Opinion
6 Div. 373.
April 9, 1925.
Appeal from Circuit Court, Jefferson County; Roger Snyder, Judge.
Tillman, Bradley Baldwin and Bradley, Baldwin, All White, all of Birmingham, for appellant.
The amended complaint may not depart from the original cause. Herman on Estoppel, p. 250; 1 R. C. L. 353; Liddell v. Chidester, 84 Ala. 508, 4 So. 426, 5 Am. St. Rep. 387; 24 Cyc. 737; 16 R. C. L. 406; Semple v. Glenn, 91 Ala. 245, 6 So. 46, 9 So. 265, 24 Am. St. Rep. 929; Smith v. E. T., V. G., 98 Ala. 154, 13 So. 784; Swanson v. Brown, 160 Ala. 432, 49 So. 675; Vinyard v. Republic, 205 Ala. 269, 87 So. 552; 27 Cyc. 737.
Gibson Davis, of Birmingham, for appellee.
The amendment was permissible. Rudolph v. Holmes, 201 Ala. 461, 78 So. 839; Crawford v. Mills, 202 Ala. 62, 79 So. 456; N.C. St. L. v. Abrahamson Co., 199 Ala. 271, 74 So. 352; Wilson v. Weaver, 16 Ala. App. 249, 77 So. 238; Gaines v. B. R., L. P. Co., 164 Ala. 6, 51 So. 238.
Appellee sued appellant in the municipal court of Birmingham to recover the sum of $84 for work and labor done "at request of defendant from, to wit, the 15th day of February to the 15th day of March." Plaintiff recovered a judgment in the sum of $20, and prosecuted from such judgment an appeal to the circuit court, in which latter court he amended the complaint so as to claim the sum of $100 as due "for work and labor done at request of defendant, on, to wit, during the months of February and March, 1923."
The action of the trial court in overruling defendant's motion to strike the amendment constitutes the principal question here presented.
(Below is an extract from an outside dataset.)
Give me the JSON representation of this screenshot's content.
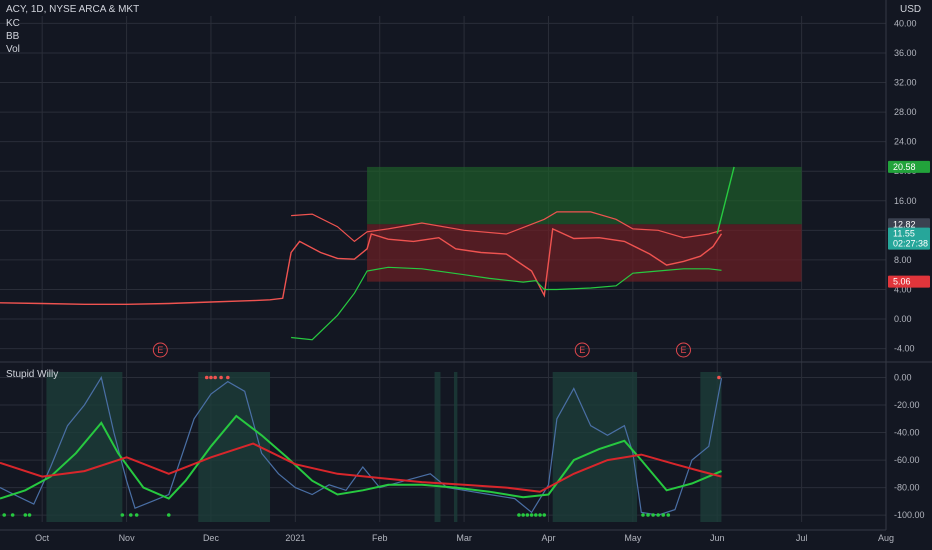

Appellant insists that the complaint could not on appeal to the circuit court be amended so as to seek recovery for a larger sum due for a more extended period of time, and that it constituted an entire departure from the original cause of action, citing, among other authorities, Swanson v. Brown, 160 Ala. 432, 49 So. 675. It is further argued that the plaintiff had elected to sue for a definite sum due for a stated period, under one entire contract, and that the allowance of the amendment on appeal would violate the rule against permitting a plaintiff splitting up a single cause of action into two or more suits. 1 R. C. L. 353; 2 Corpus Juris, 1114; Herman on Estoppel and Res Judicata, 250. The principle insisted upon was recognized by this court in Liddell v. Chidester, 84 Ala. 508, 4 So. 426, 5 Am. St. Rep. 387.
We are of the opinion, however, that this principle is without application to the instant case. Here, there is no question of two suits brought or splitting up a cause of action, but only the bringing of one suit for recovery of wages due for a certain period, and on appeal the sum merely enlarged to cover a more extended period of time. Certainly, under our liberal statute of amendments, the plaintiff could so have amended his complaint in the municipal court. Section 9513, Code 1923; Crawford v. Mills, 202 Ala. 62, 79 So. 456; N.C. St. L. v. Produce Co., 199 Ala. 271, 74 So. 350.
The trial in the circuit court on appeal was, under our statute, de novo. Section 8784, Code 1923. As said by this court in Vinyard v. Republic Iron Steel Co., 205 Ala. 269, 87 So. 552:
"This means that, subject only to a restriction of the claim to an amount or value within the jurisdiction of the justice court, * * * the trial is had as though the suit originated in the circuit court; * * * and a new complaint or an amendment to the old, may be filed by the plaintiff, provided it does not exhibit an entire change of parties plaintiff or defendant, and does not show a departure from, or change in, the original form of action."
We think the amendment here allowed came within the rule recognized in the Vinyard Case, supra, and that the motion to strike was properly overruled.
There were certain exceptions reserved to rulings on evidence, but this proof was merely in support of the complaint as amended, and presents the same question in different form only. What has been said in regard to the ruling on motion to strike the amendment to the complaint suffices as an answer to these assignments of error also.
No error appearing, the judgment will be affirmed.
Affirmed.
ANDERSON, C. J., and SAYRE and MILLER, JJ., concur.